È bello pensare che un uomo così schiavo delle sue fisime, così esigente e concentrato su sé stesso, abbia visto, percepito nell’arte, un desiderio di fuga. Ivan Lendl: il tennista che ha razionalizzato il suo talento, rapito da un artista poliedrico, le cui opere sbocciano di suggestioni, di figure accarezzate da colori delicati, la cui bellezza è perfetta, conclusa: Alfons Mucha. È dolce credere che la passione di Ivan per l’artista moravo, sbocciata e coltivata proprio quando il suo robotico modo di affrontare il tennis e la vita avevano contribuito ad issarlo in cima al mondo, non sia l’ennesimo diritto vincente; uno di quei colpi implacabili figli sempre di un ragionamento che, rapportato in tal caso significherebbe un semplice investimento.
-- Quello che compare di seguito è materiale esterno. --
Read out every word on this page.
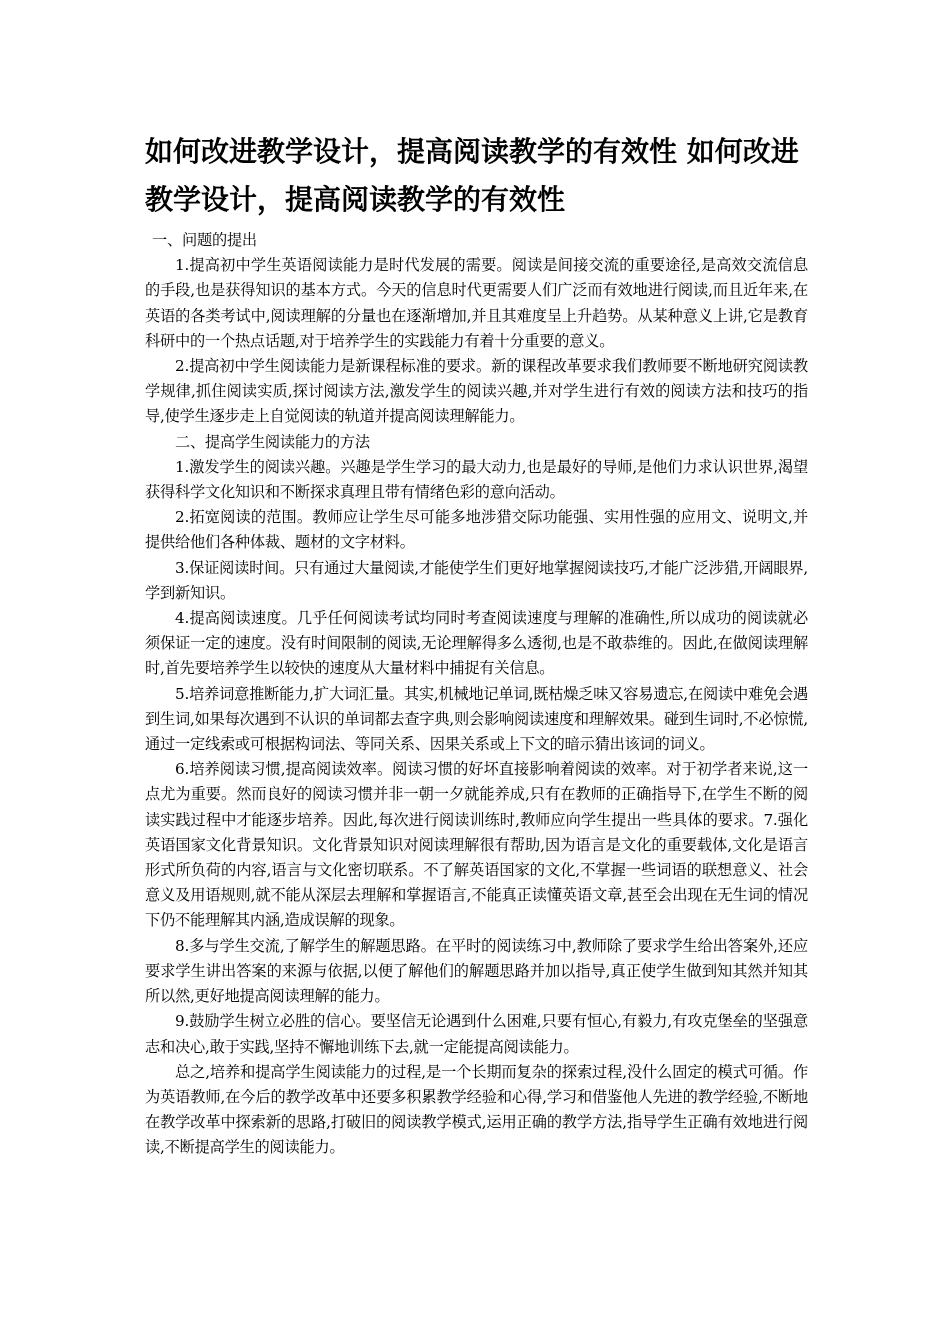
如何改进教学设计，提高阅读教学的有效性 如何改进教学设计，提高阅读教学的有效性

一、问题的提出

1.提高初中学生英语阅读能力是时代发展的需要。阅读是间接交流的重要途径,是高效交流信息的手段,也是获得知识的基本方式。今天的信息时代更需要人们广泛而有效地进行阅读,而且近年来,在英语的各类考试中,阅读理解的分量也在逐渐增加,并且其难度呈上升趋势。从某种意义上讲,它是教育科研中的一个热点话题,对于培养学生的实践能力有着十分重要的意义。

2.提高初中学生阅读能力是新课程标准的要求。新的课程改革要求我们教师要不断地研究阅读教学规律,抓住阅读实质,探讨阅读方法,激发学生的阅读兴趣,并对学生进行有效的阅读方法和技巧的指导,使学生逐步走上自觉阅读的轨道并提高阅读理解能力。

二、提高学生阅读能力的方法

1.激发学生的阅读兴趣。兴趣是学生学习的最大动力,也是最好的导师,是他们力求认识世界,渴望获得科学文化知识和不断探求真理且带有情绪色彩的意向活动。

2.拓宽阅读的范围。教师应让学生尽可能多地涉猎交际功能强、实用性强的应用文、说明文,并提供给他们各种体裁、题材的文字材料。

3.保证阅读时间。只有通过大量阅读,才能使学生们更好地掌握阅读技巧,才能广泛涉猎,开阔眼界,学到新知识。

4.提高阅读速度。几乎任何阅读考试均同时考查阅读速度与理解的准确性,所以成功的阅读就必须保证一定的速度。没有时间限制的阅读,无论理解得多么透彻,也是不敢恭维的。因此,在做阅读理解时,首先要培养学生以较快的速度从大量材料中捕捉有关信息。

5.培养词意推断能力,扩大词汇量。其实,机械地记单词,既枯燥乏味又容易遗忘,在阅读中难免会遇到生词,如果每次遇到不认识的单词都去查字典,则会影响阅读速度和理解效果。碰到生词时,不必惊慌,通过一定线索或可根据构词法、等同关系、因果关系或上下文的暗示猜出该词的词义。

6.培养阅读习惯,提高阅读效率。阅读习惯的好坏直接影响着阅读的效率。对于初学者来说,这一点尤为重要。然而良好的阅读习惯并非一朝一夕就能养成,只有在教师的正确指导下,在学生不断的阅读实践过程中才能逐步培养。因此,每次进行阅读训练时,教师应向学生提出一些具体的要求。7.强化英语国家文化背景知识。文化背景知识对阅读理解很有帮助,因为语言是文化的重要载体,文化是语言形式所负荷的内容,语言与文化密切联系。不了解英语国家的文化,不掌握一些词语的联想意义、社会意义及用语规则,就不能从深层去理解和掌握语言,不能真正读懂英语文章,甚至会出现在无生词的情况下仍不能理解其内涵,造成误解的现象。

8.多与学生交流,了解学生的解题思路。在平时的阅读练习中,教师除了要求学生给出答案外,还应要求学生讲出答案的来源与依据,以便了解他们的解题思路并加以指导,真正使学生做到知其然并知其所以然,更好地提高阅读理解的能力。

9.鼓励学生树立必胜的信心。要坚信无论遇到什么困难,只要有恒心,有毅力,有攻克堡垒的坚强意志和决心,敢于实践,坚持不懈地训练下去,就一定能提高阅读能力。

总之,培养和提高学生阅读能力的过程,是一个长期而复杂的探索过程,没什么固定的模式可循。作为英语教师,在今后的教学改革中还要多积累教学经验和心得,学习和借鉴他人先进的教学经验,不断地在教学改革中探索新的思路,打破旧的阅读教学模式,运用正确的教学方法,指导学生正确有效地进行阅读,不断提高学生的阅读能力。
Ivan ha spiegato di aver cominciato a collezionare i manifesti di Mucha dopo aver conosciuto il figlio di Alfons, il giornalista e scrittore Jiri Mucha. A presentarli è l’allora capitano di Coppa Davis ceco, Jan Kukal, anche lui collezionista di Mucha. Chissà quali corde hanno vibrato dentro a Lendl. Fatto sta che Ametyst, Emerald, Princezna Hyacinta, Hudba, nonché la divina Sarah Bernhardt, sono entrate a far parte della sua straordinaria collezione che comprende oltre 150 tra i più importanti poster pubblicitari disegnati da Mucha.
Sognava uno Stato libero dagli Asburgo, Alfons Mucha ma, seppure la dissoluzione dell’Impero Austro-Ungarico nel 1918 gli permise di respirare l’indipendenza, nel 1939 la Germania invase l’allora Cecoslovacchia e il grande artista poco prima di morire subì l’umiliazione del regime nazista. Ivan Lendl invece, l’autonomia dal regime comunista se l’è presa con l’esilio. Quanto alla prigionia dal tennis, per evadere ha impiegato molti anni ancora, finché è intervenuto in suo aiuto un ritiro ormai inevitabile. Pare che la parola “libertà” sia il solo termine che accomuna Ivan Lendl ad Alfons Mucha. Sarà che nessun tennista è mai stato così intrappolato nelle sue ossessioni e solo in campo quanto Ivan Lendl. Una solitudine che forse le visioni di Mucha gli rendono meno grave.